Last fall, I looked at the calendar, did simple math, and realized I’d been in Precinct H for 25 years.  Horrors. How could it have happened to one who couldn’t celebrate the 35th anniversary of anything?

But I decided to make the best of it.  People retire, I reasoned.  They get written up in the newspaper.  Someone gives them parties, and presents them with watches.  I deserved that too.

I thought about it all winter.  I’d retire this spring.  I’d write myself a story, throw myself a party, and by myself a watch, which I’d present to myself.

But as the March 19 primary approaches, I realized I can’t retire.  The voters are my people now.  I’ve learned the fabric of their lives.  I look forward to seeing them, and they expect to see me there.  Ray Reardon told me a couple of years ago that he looks for my face, to tell if he’s in the right polling place.  If I retired, he probably couldn’t’ vote.

Then there’s the fun I’d miss.  We make up games and surveys to prevent boredom.  One election, we kept a survey of left-handed voters.  Another time, we listed men who wore ties.  Yeah.  We’re the fun bunch- Rita Schraer, Jim Blankenship, Betty Glenn and I.

And we have our own doughnut man, Bill Meece.   Actually. He’s my doughnut man.  When his wife, Ellen, worked there, Bill would bring food to her.  One day, he brought doughnuts.  Since I would walk through fire, wearing paper underwear, for a doughnut, I arm-wrestled her for them.

After that, Bill brought doughnuts to me.  When Ellen moved on to a full-time job, Bill continued to bring me doughnuts.  Still does.
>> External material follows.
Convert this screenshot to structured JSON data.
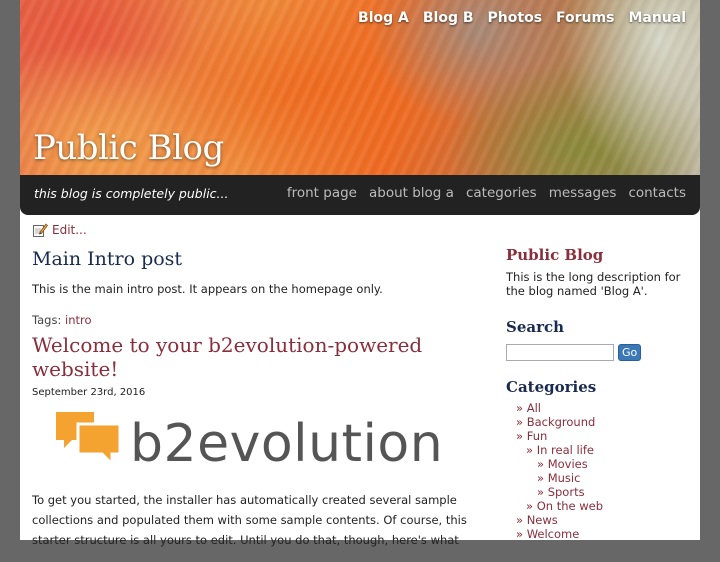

Not being known as Ms. Generosity, I seldom share the doughnuts.  Sometimes, I do fell sorry for Jim Blankenship and give him just one.  Usually, I eat them all myself.

Bill’s visit is a big event of the day.  Last fall, we presented to him, amid pomp and circumstance, a cushaw squash from Farmer’s Market, after he had expressed a liking for cushaw pie.

So, I can’t retire just yet.  Not as long as the doughnuts come.  But I still want my 25th year party and the watch.

I haven’t planned the party yet, but I’ve given heavy thought to the watch I want one just like the one that peeps out from the cuff of Kentucky coach Rick Pitino’s Armani suit.  I can just see it peeping out form the cuff of my Kentucky sweatshirt as I watch the Wildcats win the NCAA this year.  Go Big Denim Blue.

I want that.  But my budget says go to the local drugstore and look at the Timex rack.

Ellen Meece suggests that a Loony Tunes watch, with Tweety Bird on the face, might be appropriate.

I’ll let you know about my watch.  But you’re all invited to my party. And I’ll see you at the polls.